Confidential, Dallas, TX
Java/Hadoop Developer
Responsibilities:
- Developed the application using Struts Framework that leverages classical Model View Layer (MVC) architecture UML diagrams like use cases, class diagrams, interaction diagrams, and activity diagrams were used.
- Participated in requirement gathering and converting the requirements into technical specifications.
- Extensively worked on User Interface for few modules using JSPs, JavaScript and Ajax.
- Created Business Logic using Servlets, Session beans and deployed them on Web logic server.
- Wrote complex SQL queries and stored procedures.
- Developed the XML Schema and Amazon Web services for the data maintenance and structures.
- Worked on analyzing, writing Hadoop MapReduce jobs using JavaAPI,Pig and hive.
- Selecting the appropriate AWS service based upon data, compute, system requirements.
- Implemented the Web Service client for the login authentication, credit reports and applicant information using Apache Axis 2 Web Service.
- Experience in creating integration between Hive and HBase for effective usage and performed MR Unit testing for the Map Reduce jobs.

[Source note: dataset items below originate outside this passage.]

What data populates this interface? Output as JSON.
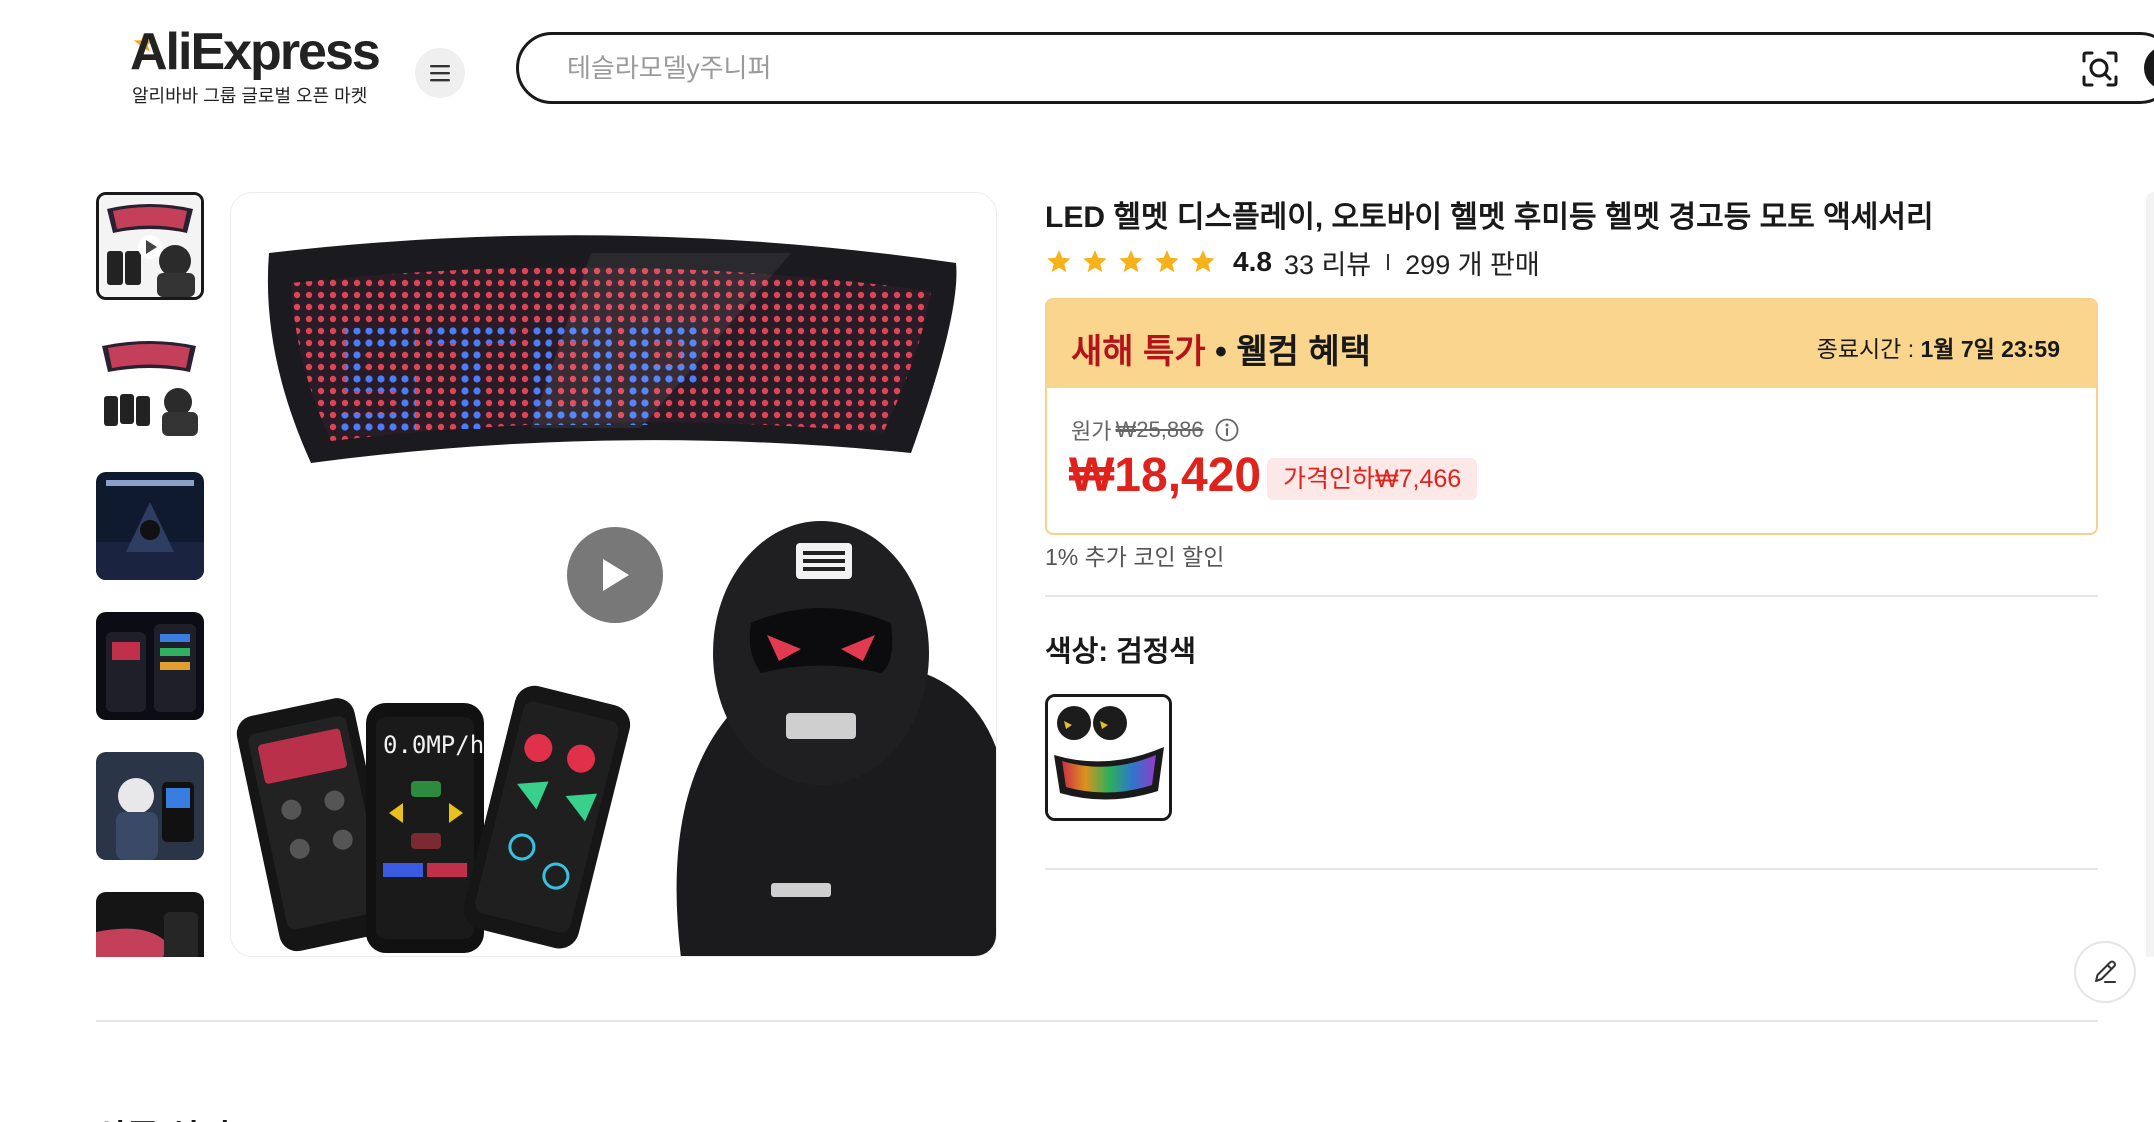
{
  "header": {
    "logo_text": "AliExpress",
    "logo_sub": "알리바바 그룹 글로벌 오픈 마켓",
    "search_placeholder": "테슬라모델y주니퍼",
    "icons": {
      "menu": "hamburger-icon",
      "camera": "image-search-icon"
    }
  },
  "gallery": {
    "thumb_count": 6,
    "selected_index": 0,
    "main_image": "led-helmet-display-product-photo",
    "has_video": true
  },
  "product": {
    "title": "LED 헬멧 디스플레이, 오토바이 헬멧 후미등 헬멧 경고등 모토 액세서리",
    "rating": "4.8",
    "stars": 5,
    "reviews": "33 리뷰",
    "sold": "299 개 판매"
  },
  "promo": {
    "label_red": "새해 특가",
    "label_dot": " • ",
    "label_black": "웰컴 혜택",
    "end_label": "종료시간 : ",
    "end_time": "1월 7일 23:59",
    "original_label": "원가",
    "original_price": "₩25,886",
    "price": "₩18,420",
    "discount": "가격인하₩7,466"
  },
  "coin_text": "1% 추가 코인 할인",
  "color": {
    "label": "색상: 검정색"
  },
  "section_peek": "상품 설명",
  "colors": {
    "accent_red": "#e0221c",
    "promo_bg": "#f9d58e",
    "promo_red": "#b3131b",
    "star": "#f7b21b"
  }
}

- Got good experience with NOSQL database like MongoDB.
- Involved in loading data from UNIX file system to HDFS.
- Installed and configured Hive and also written Hive UDFs.

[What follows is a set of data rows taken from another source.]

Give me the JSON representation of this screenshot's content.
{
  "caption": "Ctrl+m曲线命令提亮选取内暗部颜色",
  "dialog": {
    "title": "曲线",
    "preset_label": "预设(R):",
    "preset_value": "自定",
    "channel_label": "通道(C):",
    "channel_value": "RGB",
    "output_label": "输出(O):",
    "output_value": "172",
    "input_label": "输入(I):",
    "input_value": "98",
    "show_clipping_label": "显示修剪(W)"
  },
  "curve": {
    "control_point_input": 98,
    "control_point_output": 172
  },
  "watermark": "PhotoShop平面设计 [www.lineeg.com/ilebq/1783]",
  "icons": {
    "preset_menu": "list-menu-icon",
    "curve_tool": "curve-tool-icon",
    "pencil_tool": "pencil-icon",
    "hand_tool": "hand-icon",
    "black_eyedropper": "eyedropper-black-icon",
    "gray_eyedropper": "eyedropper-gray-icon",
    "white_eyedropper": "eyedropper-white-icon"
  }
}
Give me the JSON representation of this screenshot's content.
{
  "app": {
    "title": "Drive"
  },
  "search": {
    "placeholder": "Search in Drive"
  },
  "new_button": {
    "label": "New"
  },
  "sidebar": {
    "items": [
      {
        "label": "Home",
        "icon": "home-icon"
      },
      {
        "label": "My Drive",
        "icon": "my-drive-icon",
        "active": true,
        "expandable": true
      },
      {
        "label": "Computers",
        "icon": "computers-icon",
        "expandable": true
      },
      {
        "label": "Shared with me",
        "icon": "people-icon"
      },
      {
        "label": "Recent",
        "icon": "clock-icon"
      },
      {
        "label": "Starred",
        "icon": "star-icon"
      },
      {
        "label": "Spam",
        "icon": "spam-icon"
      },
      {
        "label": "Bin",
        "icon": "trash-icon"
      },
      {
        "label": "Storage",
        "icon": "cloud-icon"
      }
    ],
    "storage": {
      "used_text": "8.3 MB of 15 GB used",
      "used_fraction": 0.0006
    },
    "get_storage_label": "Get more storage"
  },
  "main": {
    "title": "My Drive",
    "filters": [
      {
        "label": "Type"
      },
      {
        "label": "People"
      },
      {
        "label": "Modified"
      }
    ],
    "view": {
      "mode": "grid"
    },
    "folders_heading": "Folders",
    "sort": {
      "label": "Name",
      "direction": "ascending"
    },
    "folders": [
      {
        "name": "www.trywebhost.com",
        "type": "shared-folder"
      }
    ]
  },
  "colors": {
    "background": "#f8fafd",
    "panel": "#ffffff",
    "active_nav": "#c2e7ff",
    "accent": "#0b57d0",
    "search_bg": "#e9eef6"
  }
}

- Designed the logical and physical data model, generated DDL scripts, and wrote DML scripts for Oracle 9i database.
- Used Hibernate ORM framework with spring framework for data persistence and transaction management.
- Used struts validation framework for form level validation.
- Wrote test cases in JUnit for unit testing of classes.
- Involved in templates and screens in HTML and JavaScript.
- Involved in integrating Web Services using WSDL and UDDI.
- Suggested latest upgrades for Hadoop clusters.
- Created HBase tables to load large sets of data coming from UNIX and NoSQL
- Built and deployed Java applications into multiple Unix based environments and produced both unit and functional test results along with release notes
Environment: JDK 1.5, J2EE 1.4, Struts 1.3, JSP, Servlets 2.5, WebSphere 6.1, HTML, XML, ANT 1.6, JavaScript, Node.js, JUnit 3.8, HDFS, MongoDB, Hive, HBase UNIX, AWS
Confidential
Java Developer
Responsibilities:
- Played an active role in the team by interacting with welfare business analyst/program specialists and converted business requirements into system requirements.
- Developed and deployed UI layer logics of sites using JSP.
- Struts (MVC) is used for implementation of business model logic.
- Worked with Struts MVC objects like Action Servlet, Controllers, and validators, Web Application Context, Handler Mapping, Message Resource Bundles and JNDI for look-up for J2EE components.
- Developed dynamic JSP pages with Struts.
- Developed the XML data object to generate the PDF documents and other reports.
- Used Hibernate, DAO, and JDBC for data retrieval and medications from database.
- Messaging and interaction of Web Services is done using SOAP and REST
- Developed JUnit Test cases for Unit Test cases and as well as System and User test scenarios
- Involved in Unit Testing, User Acceptance Testing and Bug Fixing.
Environment: J2EE, JDBC, Java 1.4, Servlets, JSP, Struts, Hibernate, Web services, RESTfull services, SOAP, WSDL, Design Patterns, MVC, HTML, JavaScript 1.2, WebLogic 8.0, XML, Junit, Oracle 10g, My Eclipse.
Confidential
Java Developer
Responsibilities:
- Implemented the project according to the Software Development Life Cycle (SDLC)
- Implemented JDBC for mapping an object-oriented domain model to a traditional relational database
- Created Stored Procedures to manipulate the database and to apply the business logic according to the user’s specifications
- Developed the Generic Classes, which includes the frequently used functionality, so that it can be reusable
- Exception Management mechanism using Exception Handling Application Blocks to handle the exceptions
- Designed and developed user interfaces using JSP, JavaScript and HTML
- Involved in Database design and developing SQL Queries, stored procedures on MySQL
- Used CVS for maintaining the Source Code
- Logging was done through log4j
Environment: JAVA, Java Script, HTML, log4j, JDBC Drivers, Soap Web Services, UNIX, Shell scripting, SQL Server.